DOWDUPONT -- JOBS WILL BE LOST

Am I Next? DowDuPont Job Loss, Restructuring, Split, Activist Investors

Once again we are seeing outside activist investors demanding restructuring and “efficiencies” to improve shareholder value. Creating mostly tradable spreadsheet profits without any real regard to the companies and their underlying personnel. Of course, we release that any merger will cost jobs as duplicative functions and non-productive operations are reduced or eliminated. The question is how fast will job loss occur and is it better to be among the first to leave, seek lateral transfers, or simply wait-it-out to the bitter end? A question that can only be answered by the affected (or should we say afflicted) individual and their particular circumstances.

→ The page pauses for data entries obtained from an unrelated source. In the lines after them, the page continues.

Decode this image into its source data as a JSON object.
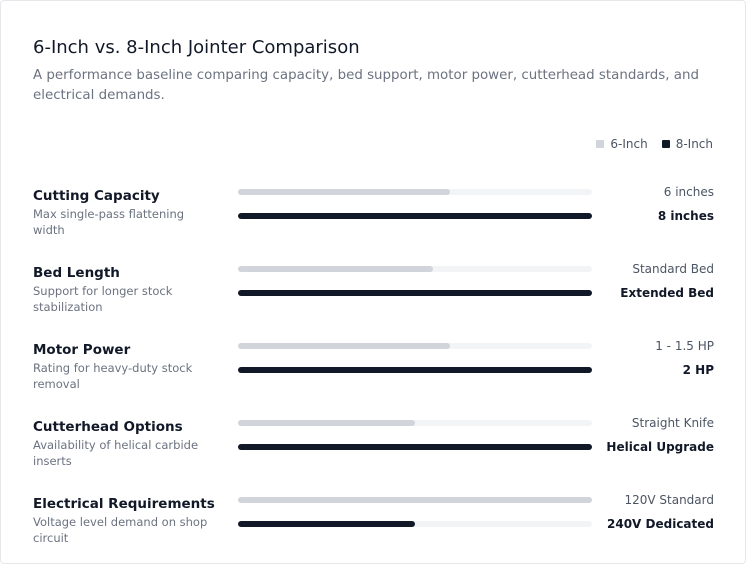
{
  "chart_data": {
    "type": "bar",
    "orientation": "horizontal",
    "title": "6-Inch vs. 8-Inch Jointer Comparison",
    "subtitle": "A performance baseline comparing capacity, bed support, motor power, cutterhead standards, and electrical demands.",
    "categories": [
      "Cutting Capacity",
      "Bed Length",
      "Motor Power",
      "Cutterhead Options",
      "Electrical Requirements"
    ],
    "descriptions": [
      "Max single-pass flattening width",
      "Support for longer stock stabilization",
      "Rating for heavy-duty stock removal",
      "Availability of helical carbide inserts",
      "Voltage level demand on shop circuit"
    ],
    "xlim": [
      0,
      100
    ],
    "track_color": "#f3f4f6",
    "legend": "top-right",
    "series": [
      {
        "name": "6-Inch",
        "color": "#d1d5db",
        "values": [
          60,
          55,
          60,
          50,
          100
        ],
        "labels": [
          "6 inches",
          "Standard Bed",
          "1 - 1.5 HP",
          "Straight Knife",
          "120V Standard"
        ]
      },
      {
        "name": "8-Inch",
        "color": "#111827",
        "values": [
          100,
          100,
          100,
          100,
          50
        ],
        "labels": [
          "8 inches",
          "Extended Bed",
          "2 HP",
          "Helical Upgrade",
          "240V Dedicated"
        ]
      }
    ]
  }
}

Here we find four major activist investors (Third Point LLC, Trian Fund Management LP, Glenview Capital Management LLC, and Jana Partners LLC) attempting to persuade management that their vision for the company should supersede that of the Board of Directors and senior management. Think Gordon Gecko in Wall Street. Individually, these activists own a tiny part of the company, but it is huge when measured against other shareholders. 

This deal has been cooking since 2015, so perhaps the cautionary tale is to track the major activist groups and see which companies are involved. The original plan called for the combined company to be disassociated into three separate companies with each having a more narrow focus: materials, agriculture, and specialty chemicals. One of the biggest points of contention is that the activist investors believe that the “Dow-Corning” assets should be deployed into a separate company and not the materials group.  

We have seen the recent split up of RR Donnelly into three separate enterprises is a similar fashion. Unfortunately for the shareholders, share value plummeted, and dividends were significantly reduced. In fact, it appears that the result was to make the individual parts more attractive to potential purchasers who wanted to buy additional capacity or a foothold in their core businesses.

Read the business news; it is often a portent of the future.